The challenge arises because the assumptions made during compilation about where libraries will be located might not hold true when the application is actually deployed or run. Hardcoded absolute paths might be wrong, default system paths might not contain the right library versions, and relative paths need careful management.

A small practical example for ELF file#

Let's say you run an executable program located at /usr/bin/my_app. This program requires a shared library called libdata.so.1.

When you execute /usr/bin/my_app, the Linux kernel loads the my_app executable into memory. It sees from the executable's header that it needs a dynamic linker, typically /lib64/ld-linux-x86-64.so.2 (on a 64-bit system). The kernel loads this dynamic linker and passes control to it.

Dynamic linker (our ld-linux.so.2) inspects my_app's internal structure (specifically the .dynamic section) and finds an entry indicating it needs libdata.so.1.

It starts searching for the file libdata.so.1 in a specific order (this is simplified list):

  • DT_RUNPATH: It checks if my_app has a DT_RUNPATH entry. Let's imagine my_app was patched to have DT_RUNPATH=$ORIGIN/../lib. $ORIGIN means "the directory containing the executable", so the linker looks for /usr/bin/../lib/libdata.so.1 (which resolves to /usr/lib/libdata.so.1). If it exists, the linker proceeds to step 4.
  • LD_LIBRARY_PATH Check: If the library wasn't found via RUNPATH (or if RUNPATH doesn't exist), the linker checks the LD_LIBRARY_PATH environment variable. If you had run the app like LD_LIBRARY_PATH=/opt/custom_libs /usr/bin/my_app, the linker would look for /opt/custom_libs/libdata.so.1. If found here, it uses this one and skips the RPATH check below.
  • DT_RPATH: If not found yet, and if my_app has an RPATH entry (which is different from RUNPATH), the linker checks there. For example, if RPATH=/usr/local/special_libs, it looks for /usr/local/special_libs/libdata.so.1.
  • System Cache/Paths: If still not found, the linker consults the system library cache (usually /etc/ld.so.cache, built from /etc/ld.so.conf) and then checks standard default paths like /lib, /usr/lib, /lib64, /usr/lib64. It looks for /lib/libdata.so.1, /usr/lib/libdata.so.1, etc.
  • Loading: This is the last part. Once libdata.so.1 is found the dynamic linker maps its code and data segments into the memory space of the my_app process.

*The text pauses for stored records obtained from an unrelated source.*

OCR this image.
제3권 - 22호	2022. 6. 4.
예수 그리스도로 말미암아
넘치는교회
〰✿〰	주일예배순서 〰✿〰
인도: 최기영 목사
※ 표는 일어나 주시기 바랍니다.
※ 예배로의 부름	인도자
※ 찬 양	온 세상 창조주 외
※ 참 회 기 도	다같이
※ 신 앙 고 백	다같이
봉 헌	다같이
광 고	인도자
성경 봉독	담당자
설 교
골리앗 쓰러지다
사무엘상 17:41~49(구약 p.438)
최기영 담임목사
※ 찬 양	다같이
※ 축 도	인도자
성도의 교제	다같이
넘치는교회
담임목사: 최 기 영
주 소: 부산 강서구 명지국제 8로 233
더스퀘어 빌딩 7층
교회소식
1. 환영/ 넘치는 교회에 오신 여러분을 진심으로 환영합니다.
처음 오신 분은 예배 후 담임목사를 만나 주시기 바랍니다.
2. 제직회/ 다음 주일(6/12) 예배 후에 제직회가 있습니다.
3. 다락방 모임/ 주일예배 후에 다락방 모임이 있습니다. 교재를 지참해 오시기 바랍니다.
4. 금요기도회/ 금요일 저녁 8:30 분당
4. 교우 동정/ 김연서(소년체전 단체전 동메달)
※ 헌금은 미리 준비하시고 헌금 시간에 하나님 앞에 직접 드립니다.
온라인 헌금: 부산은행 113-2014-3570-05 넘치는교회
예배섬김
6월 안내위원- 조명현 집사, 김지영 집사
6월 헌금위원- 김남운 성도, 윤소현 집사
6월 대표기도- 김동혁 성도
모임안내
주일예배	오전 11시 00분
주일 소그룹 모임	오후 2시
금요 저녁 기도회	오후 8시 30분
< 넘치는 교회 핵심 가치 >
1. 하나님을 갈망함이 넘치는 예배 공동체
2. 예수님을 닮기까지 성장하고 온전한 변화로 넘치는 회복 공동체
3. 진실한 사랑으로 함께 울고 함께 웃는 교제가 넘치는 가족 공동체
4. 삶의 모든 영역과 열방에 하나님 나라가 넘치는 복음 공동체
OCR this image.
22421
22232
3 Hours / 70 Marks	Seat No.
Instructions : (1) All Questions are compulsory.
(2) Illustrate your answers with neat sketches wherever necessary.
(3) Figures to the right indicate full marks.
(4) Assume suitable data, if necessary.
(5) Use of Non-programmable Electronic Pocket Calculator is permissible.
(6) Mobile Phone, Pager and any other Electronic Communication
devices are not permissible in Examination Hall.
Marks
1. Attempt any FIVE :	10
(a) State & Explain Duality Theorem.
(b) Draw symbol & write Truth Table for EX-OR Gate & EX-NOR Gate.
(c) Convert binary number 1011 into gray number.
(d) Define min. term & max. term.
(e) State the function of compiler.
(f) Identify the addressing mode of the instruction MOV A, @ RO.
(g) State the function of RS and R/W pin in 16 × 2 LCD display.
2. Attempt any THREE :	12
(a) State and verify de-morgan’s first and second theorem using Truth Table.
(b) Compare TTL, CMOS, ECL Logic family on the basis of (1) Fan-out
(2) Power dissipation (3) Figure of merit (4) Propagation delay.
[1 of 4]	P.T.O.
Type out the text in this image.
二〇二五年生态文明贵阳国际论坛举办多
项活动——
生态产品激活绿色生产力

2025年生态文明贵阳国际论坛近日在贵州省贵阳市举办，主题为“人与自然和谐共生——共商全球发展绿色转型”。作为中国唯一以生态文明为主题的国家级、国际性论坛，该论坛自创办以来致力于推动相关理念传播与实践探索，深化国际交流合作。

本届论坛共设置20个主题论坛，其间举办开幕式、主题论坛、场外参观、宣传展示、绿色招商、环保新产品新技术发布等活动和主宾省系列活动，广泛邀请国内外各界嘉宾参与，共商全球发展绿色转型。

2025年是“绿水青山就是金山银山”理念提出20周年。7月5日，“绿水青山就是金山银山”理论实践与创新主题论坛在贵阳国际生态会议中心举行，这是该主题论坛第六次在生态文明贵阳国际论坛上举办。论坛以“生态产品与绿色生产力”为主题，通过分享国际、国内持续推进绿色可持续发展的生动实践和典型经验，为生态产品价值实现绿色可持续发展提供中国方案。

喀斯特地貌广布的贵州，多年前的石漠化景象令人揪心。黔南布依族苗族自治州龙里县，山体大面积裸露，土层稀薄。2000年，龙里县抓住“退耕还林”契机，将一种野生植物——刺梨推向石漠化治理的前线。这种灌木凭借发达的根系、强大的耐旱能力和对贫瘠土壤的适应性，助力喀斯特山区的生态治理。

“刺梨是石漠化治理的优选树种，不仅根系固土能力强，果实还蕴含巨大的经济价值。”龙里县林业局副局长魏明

This is where patching becomes essential. Tools like arwen allow you to modify information within an executable after compilation, a crucial step for making applications relocatable. When software is installed in a non-standard directory (e.g., /opt/myapp), its binaries often fail because they were compiled to look for libraries only in standard system paths. arwen solves this by patching the binaries to add the application's own library directory (e.g., /opt/myapp/lib) to their runtime search path (RPATH/RUNPATH or Mach-O LC_RPATH), telling the dynamic linker where to find the necessary libraries in the actual runtime environment.